-
Notifications
You must be signed in to change notification settings - Fork 71
Description
/kind bug
What happened?
Setting the startup taint (s3.csi.aws.com/agent-not-ready:NoExecute) can result in nodes not reaching the ready state in a timely manner. I notice this when using Karpenter to set the startup taints. I have not tested startup taints on an EKS Managed Node Group (MNG). What I see is very similar to this issue with the EBS CSI Driver.
What you expected to happen?
Taint to be removed immediately after CSI driver registration.
How to reproduce it (as minimally and precisely as possible)?
On an EKS cluster with the Mountpoint for S3 CSI Driver Add-On, and Karpenter deployed for node autoscaling, configure the NodePool to add the startup taint. Scale a Deployment such that new nodes are created. Watch the logs of the "s3-plugin" container in the "s3-csi-node" Pod. The Deployment does not need to specify Mountpoint for S3 volumes - any simple application will do.

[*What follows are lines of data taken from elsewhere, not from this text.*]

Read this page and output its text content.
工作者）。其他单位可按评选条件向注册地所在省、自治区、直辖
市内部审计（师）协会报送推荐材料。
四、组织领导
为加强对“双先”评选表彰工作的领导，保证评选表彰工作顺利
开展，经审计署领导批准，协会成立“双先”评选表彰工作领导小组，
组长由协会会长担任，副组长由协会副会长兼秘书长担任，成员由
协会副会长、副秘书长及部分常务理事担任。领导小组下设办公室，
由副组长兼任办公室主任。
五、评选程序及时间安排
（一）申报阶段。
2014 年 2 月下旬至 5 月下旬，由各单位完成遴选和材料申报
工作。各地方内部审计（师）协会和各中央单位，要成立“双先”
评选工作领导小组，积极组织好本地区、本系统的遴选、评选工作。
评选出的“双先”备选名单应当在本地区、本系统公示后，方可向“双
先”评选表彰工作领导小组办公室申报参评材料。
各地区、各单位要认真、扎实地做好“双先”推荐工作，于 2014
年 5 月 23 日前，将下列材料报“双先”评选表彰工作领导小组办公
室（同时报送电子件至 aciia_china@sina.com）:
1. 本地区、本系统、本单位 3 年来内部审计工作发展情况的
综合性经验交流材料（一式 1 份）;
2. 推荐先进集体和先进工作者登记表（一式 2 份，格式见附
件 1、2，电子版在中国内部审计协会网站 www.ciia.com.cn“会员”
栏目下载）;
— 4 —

Anything else we need to know?:
Excerpts from "s3-plugin" logs. Beginning of the logs:
I1101 17:23:25.143662 1 driver.go:103] Driver version: 2.1.0, Git commit: 83d9ceb6555182811ce0178627530b7bd58b73e9, build date: 2025-10-02T17:29:59Z, nodeID: ip-172-31-70-229.us-gov-west-1.compute.internal, mount-s3 version: 1.20.0, kubernetes version: v1.33.5-eks-113cf36
I1101 17:23:25.146267 1 mount_linux.go:282] Detected umount with safe 'not mounted' behavior
I1101 17:23:25.146537 1 envvar.go:172] "Feature gate default state" feature="WatchListClient" enabled=false
I1101 17:23:25.146568 1 envvar.go:172] "Feature gate default state" feature="InformerResourceVersion" enabled=false
I1101 17:23:25.146591 1 reflector.go:305] Starting reflector *v1.Pod (1m0s) from pkg/mod/k8s.io/client-go@v0.31.3/tools/cache/reflector.go:243
I1101 17:23:25.146604 1 reflector.go:341] Listing and watching *v1.Pod from pkg/mod/k8s.io/client-go@v0.31.3/tools/cache/reflector.go:243
I1101 17:23:25.150738 1 reflector.go:368] Caches populated for *v1.Pod from pkg/mod/k8s.io/client-go@v0.31.3/tools/cache/reflector.go:243
I1101 17:23:25.254162 1 driver.go:232] Using `spec.nodeName` filter for caching MountpointS3PodAttachment as the cluster supports it
I1101 17:23:25.255631 1 reflector.go:305] Starting reflector *v2.MountpointS3PodAttachment (57.944571727s) from pkg/mod/k8s.io/client-go@v0.31.3/tools/cache/reflector.go:243
I1101 17:23:25.255652 1 reflector.go:341] Listing and watching *v2.MountpointS3PodAttachment from pkg/mod/k8s.io/client-go@v0.31.3/tools/cache/reflector.go:243
I1101 17:23:25.256890 1 reflector.go:368] Caches populated for *v2.MountpointS3PodAttachment from pkg/mod/k8s.io/client-go@v0.31.3/tools/cache/reflector.go:243
I1101 17:23:25.356586 1 driver.go:192] Listening for connections on address: &net.UnixAddr{Name:"/var/lib/kubelet/plugins/s3.csi.aws.com/csi.sock", Net:"unix"}
I1101 17:23:25.356643 1 taint.go:61] Starting taint watcher for taint s3.csi.aws.com/agent-not-ready in node ip-172-31-70-229.us-gov-west-1.compute.internal (max duration: 10m0s)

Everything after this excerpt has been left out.